I remember having some problems with installation of Windows driver, but after it was installed it did not require updates and it seems to be decoupled from Windows part, but this is only my observation not some deeper research. Linux version of LG is made of two parts - client application which renders frames and kernel module, which processes frames from shared memory. Looking Glass kernel driver may broke when kernel API changes, but this kind of change will be very likely easy to fix. User can also downgrade kernel or wait for maintainer to provide update.

Installing Looking Glass the easy way

There exists also Looking Glass AUR package.

1. Install package dependencies not listed in package

$ sudo pacman -S linux-headers

2. Download package

git clone https://aur.archlinux.org/looking-glass.git

3. Build package and install looking glass client

cd looking-glass

makepkg -si

2. Client package was installed, but kernel module must also be installed.

sudo pacman -U looking-glass-module-dkms-*.pkg.tar.zst

3. Create /etc/modules-load.d/kvmfr.conf[644] file in order to load kvmfr module on system start.

kvmfr

4. Setup /dev/shm/looking-glass permissions

/etc/tmpfiles.d/10-looking-glass.conf

f /dev/shm/looking-glass 0660 libvirt-qemu libvirt-shared -

5. Enable memory sharing

6. Add IVSHMEM device to domain

<devices>
  ...
  <shmem name="looking-glass">
    <model type="ivshmem-plain"/>
    <size unit="M">32</size>
    <address type="pci" domain="0x0000" bus="0x10" slot="0x01" function="0x0"/>
  </shmem>
</devices>

Looking Glass windows driver installation

Looking glass windows driver is required to pass frames to shared memory device.

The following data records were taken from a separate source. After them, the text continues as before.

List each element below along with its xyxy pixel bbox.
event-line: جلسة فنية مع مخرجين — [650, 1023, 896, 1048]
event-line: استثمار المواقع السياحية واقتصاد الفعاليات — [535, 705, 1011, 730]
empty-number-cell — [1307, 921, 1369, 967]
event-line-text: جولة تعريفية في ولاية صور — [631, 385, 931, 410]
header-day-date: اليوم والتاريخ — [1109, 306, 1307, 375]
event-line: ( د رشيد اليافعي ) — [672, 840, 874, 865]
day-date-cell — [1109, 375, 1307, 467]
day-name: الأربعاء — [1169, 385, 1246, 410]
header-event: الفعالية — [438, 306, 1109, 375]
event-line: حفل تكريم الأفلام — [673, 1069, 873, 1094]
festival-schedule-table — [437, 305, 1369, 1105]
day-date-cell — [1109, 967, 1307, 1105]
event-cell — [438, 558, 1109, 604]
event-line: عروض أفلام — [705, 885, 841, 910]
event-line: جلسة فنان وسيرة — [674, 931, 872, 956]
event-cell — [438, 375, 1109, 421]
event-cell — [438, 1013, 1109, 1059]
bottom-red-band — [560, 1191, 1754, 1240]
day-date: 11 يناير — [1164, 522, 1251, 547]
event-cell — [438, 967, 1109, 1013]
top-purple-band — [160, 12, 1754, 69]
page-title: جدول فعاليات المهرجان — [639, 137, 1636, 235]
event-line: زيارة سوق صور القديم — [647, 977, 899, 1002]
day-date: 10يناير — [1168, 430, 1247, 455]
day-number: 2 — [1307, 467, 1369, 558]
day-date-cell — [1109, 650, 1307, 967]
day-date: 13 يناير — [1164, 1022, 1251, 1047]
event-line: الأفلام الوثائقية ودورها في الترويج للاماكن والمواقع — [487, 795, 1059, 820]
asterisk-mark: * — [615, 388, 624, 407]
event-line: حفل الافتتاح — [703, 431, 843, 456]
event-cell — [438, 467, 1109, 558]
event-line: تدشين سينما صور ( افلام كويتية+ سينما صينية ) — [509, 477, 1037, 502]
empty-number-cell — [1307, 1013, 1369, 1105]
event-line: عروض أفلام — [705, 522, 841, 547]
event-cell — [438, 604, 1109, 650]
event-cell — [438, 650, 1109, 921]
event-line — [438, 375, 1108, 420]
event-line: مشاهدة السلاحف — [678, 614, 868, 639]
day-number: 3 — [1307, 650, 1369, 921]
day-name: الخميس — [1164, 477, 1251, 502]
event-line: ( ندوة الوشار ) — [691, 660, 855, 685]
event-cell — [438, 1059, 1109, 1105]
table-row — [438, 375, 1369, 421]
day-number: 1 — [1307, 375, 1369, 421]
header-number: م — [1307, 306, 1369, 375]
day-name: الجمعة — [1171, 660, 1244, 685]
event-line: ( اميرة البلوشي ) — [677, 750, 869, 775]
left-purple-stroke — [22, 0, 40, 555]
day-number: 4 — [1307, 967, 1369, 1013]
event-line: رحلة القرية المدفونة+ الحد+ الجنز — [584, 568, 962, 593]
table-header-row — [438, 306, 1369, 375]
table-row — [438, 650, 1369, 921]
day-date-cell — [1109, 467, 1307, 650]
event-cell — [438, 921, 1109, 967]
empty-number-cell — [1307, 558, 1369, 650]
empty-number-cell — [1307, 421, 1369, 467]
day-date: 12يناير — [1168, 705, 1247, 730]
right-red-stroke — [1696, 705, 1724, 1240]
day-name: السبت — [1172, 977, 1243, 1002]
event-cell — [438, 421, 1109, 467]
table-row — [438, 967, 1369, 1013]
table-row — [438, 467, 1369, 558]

Installation guide is available on official website

Looking Glass icon and run parameters

Visit this repo to install icon which will appear in start menu.

1. Use port specified in .desktop file from repo to avoid issues with dynamic allocation.

2. This is part of looking glass desktop shortcut

[Desktop Entry]
Name=Looking Glass
...
Exec=/usr/bin/looking-glass-client -m 69 -f /dev/shm/looking-glass -c 127.0.0.1 -p 5905 spice:input=no

Improving User Experience

Improve wireless devices support.

Wireless mouse support

Visit this article

Convenient sound support

Visit this article

Gitlab repo link

Checkout this repository for Libvirt domain XML configs.

Benchmarks

Visit this article

Conclusion

Creating a working and user-friendly setup of near-native perfomance VM is multi-step process which is prone for errors and dependent on user’s hardware configuration, every configuration will differ depending on hardware and user’s requirements. I hope this article will shed some light on the mystery surrounding performant VMs.